Artykuły

Agata Kucińska: Oddech i krew aktorki dla lalek

- W wypadku moich autorskich spektakli mam dla moich lalek bardzo dużo czułości. Kiedy muszę je zostawić w samochodzie, panicznie się boję, że ktoś mi je ukradnie - reżyserka Agata Kucińska przed premierą spektaklu "W środku słońca gromadzi się popiół" we Wrocławskim Teatrze Lalek.

Magda Piekarska: Śmierć, cierpienie, choroba - tekst Artura Pałygi to wyprawa do miejsc, w których nasz świat się kończy. Ciężki kaliber tematów. Nie boisz się tego?

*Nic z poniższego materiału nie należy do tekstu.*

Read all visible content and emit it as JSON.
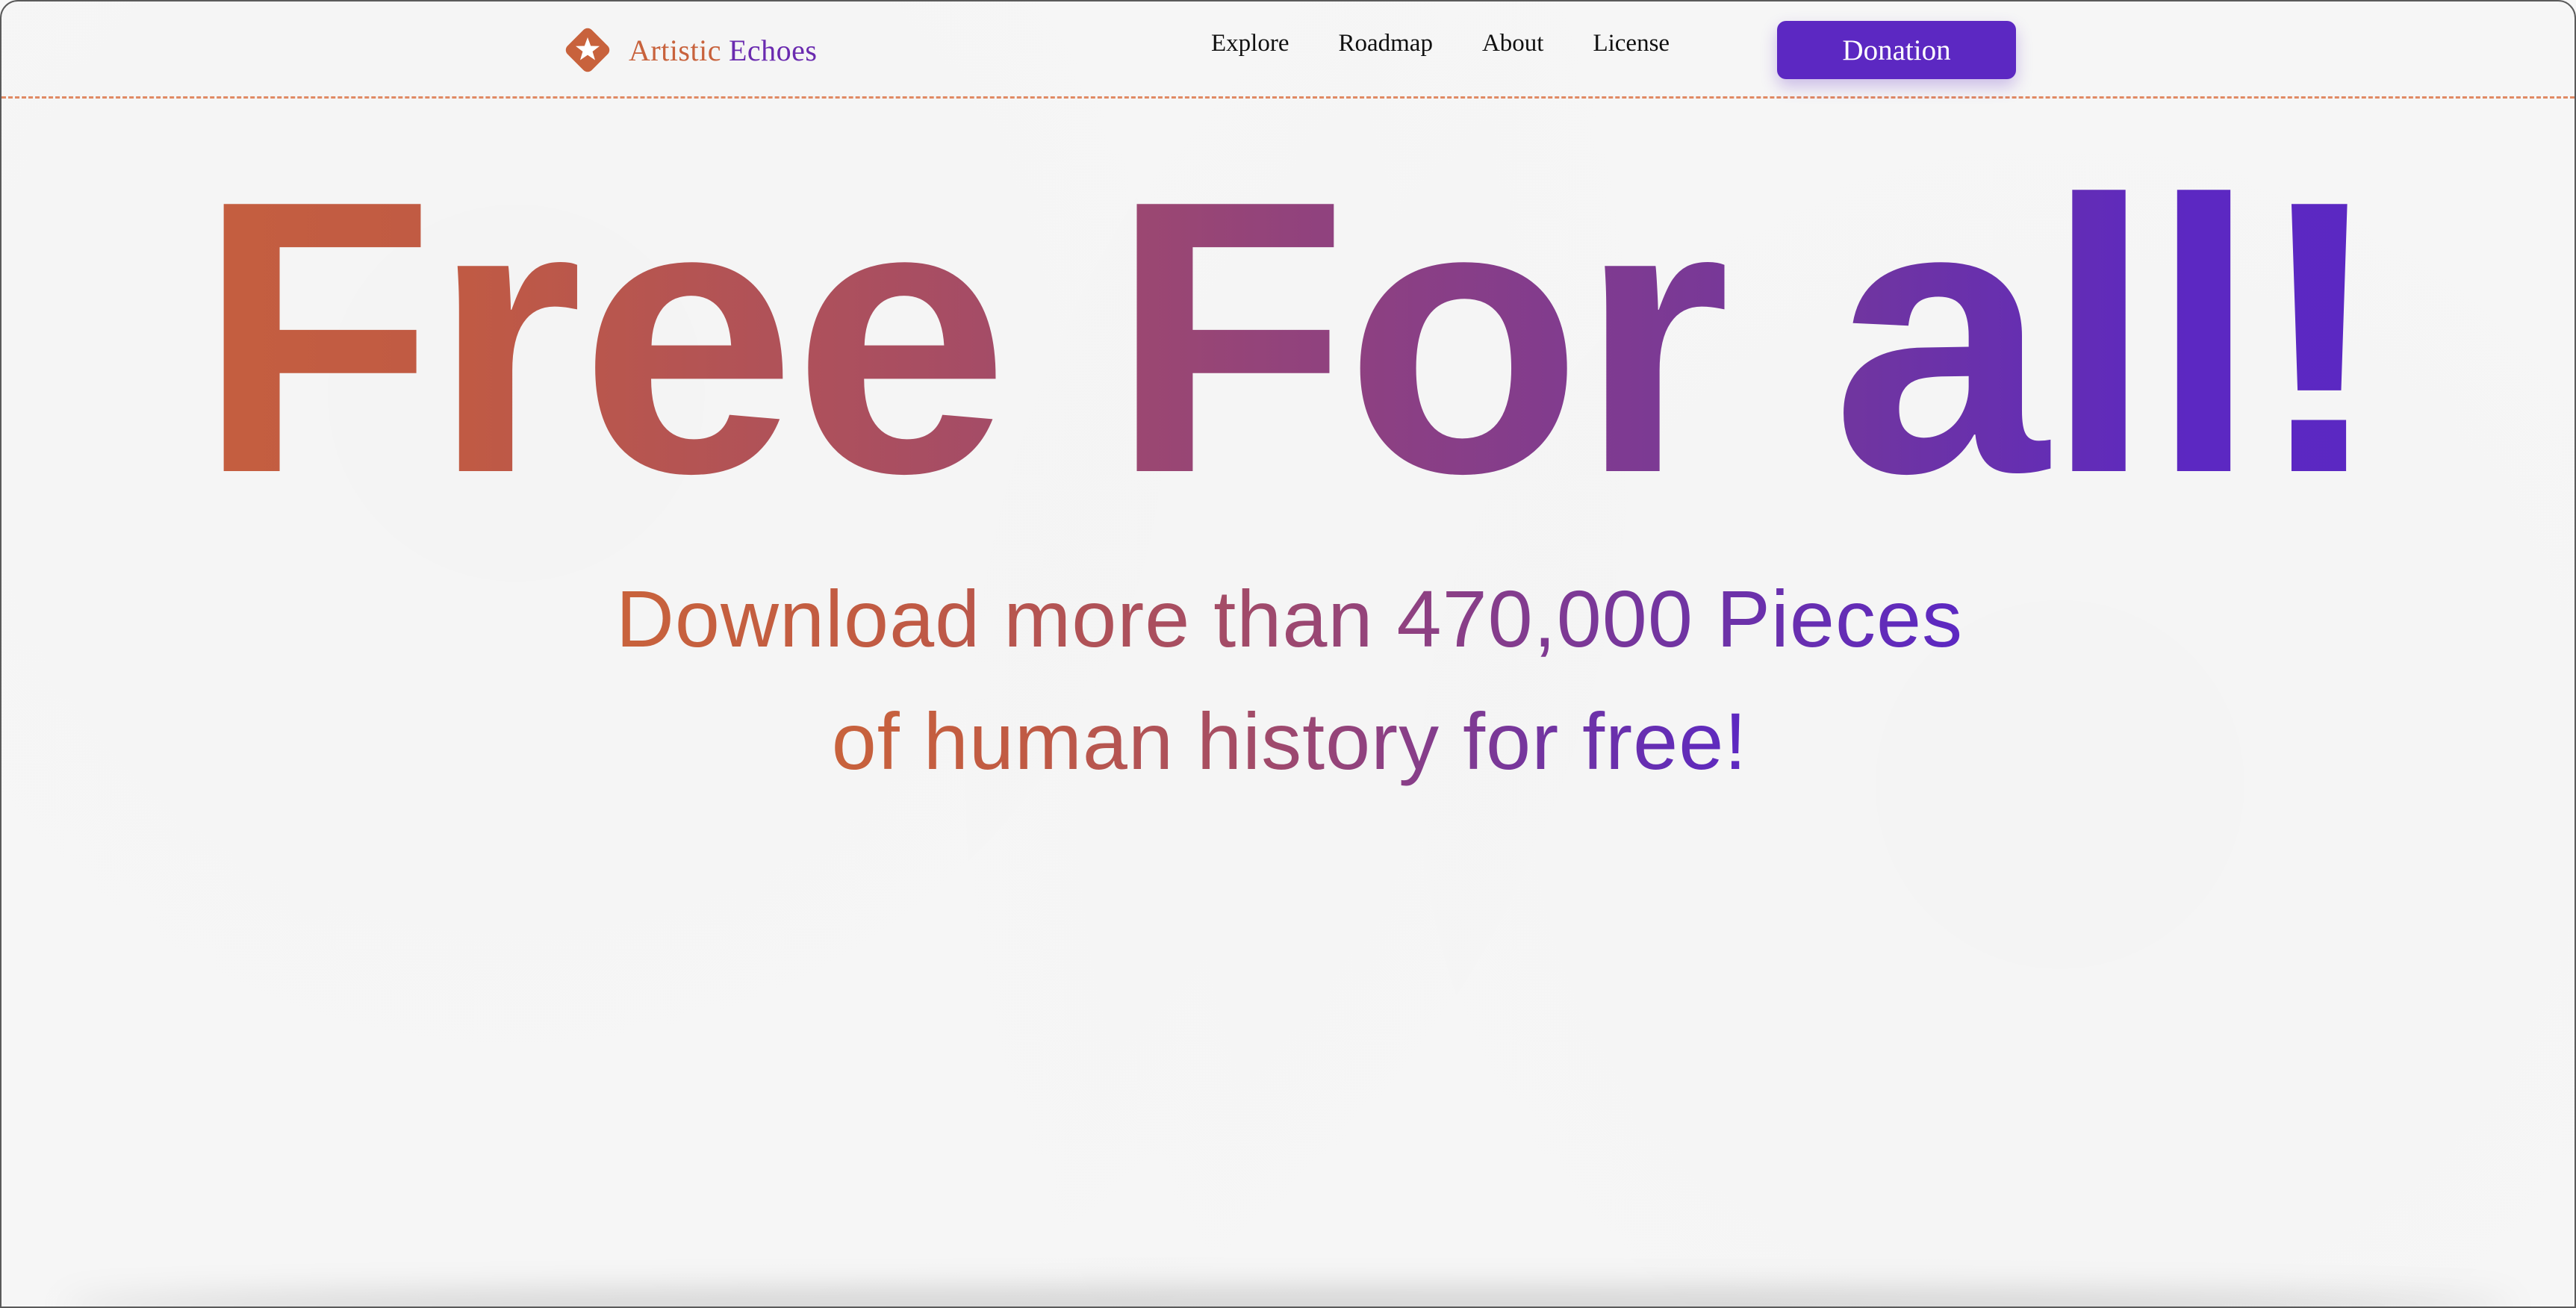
{
  "brand": {
    "name_part1": "Artistic",
    "name_part2": "Echoes",
    "logo_icon": "diamond-star-icon",
    "colors": {
      "primary": "#c8623c",
      "secondary": "#6a2aaf"
    }
  },
  "nav": {
    "items": [
      {
        "label": "Explore"
      },
      {
        "label": "Roadmap"
      },
      {
        "label": "About"
      },
      {
        "label": "License"
      }
    ],
    "donate_label": "Donation",
    "donate_color": "#5c28c2"
  },
  "hero": {
    "title": "Free For all!",
    "subtitle_line1": "Download more than 470,000 Pieces",
    "subtitle_line2": "of human history for free!",
    "gradient": [
      "#c8623c",
      "#5c28c2"
    ]
  }
}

Agata Kucińska: - Boję się, nie tylko tego ciężaru. Także tego, że to są tematy uniwersalne, które dotyczą każdego z nas. No i stąd mój strach - żeby kogoś nie urazić, nie dać banalnej odpowiedzi, nie strywializować głębi. A jednocześnie nie przytłoczyć nią widza. Przymrużenie oka, dystans, cudzysłów, które tu stosujemy, mają temu zaradzić. W naszym spektaklu balon, owszem, się nadyma, ale staramy się go raz na jakiś czas lekko nakłuć, upuścić trochę powietrza. Czasem wynika to z naszej inscenizacji, czasem z tekstu Pałygi. Jak wtedy, kiedy bohaterka musi na podstawie garstki popiołu zidentyfikować ciało swojej matki - ludzka tragedia przełamana absurdem sytuacji.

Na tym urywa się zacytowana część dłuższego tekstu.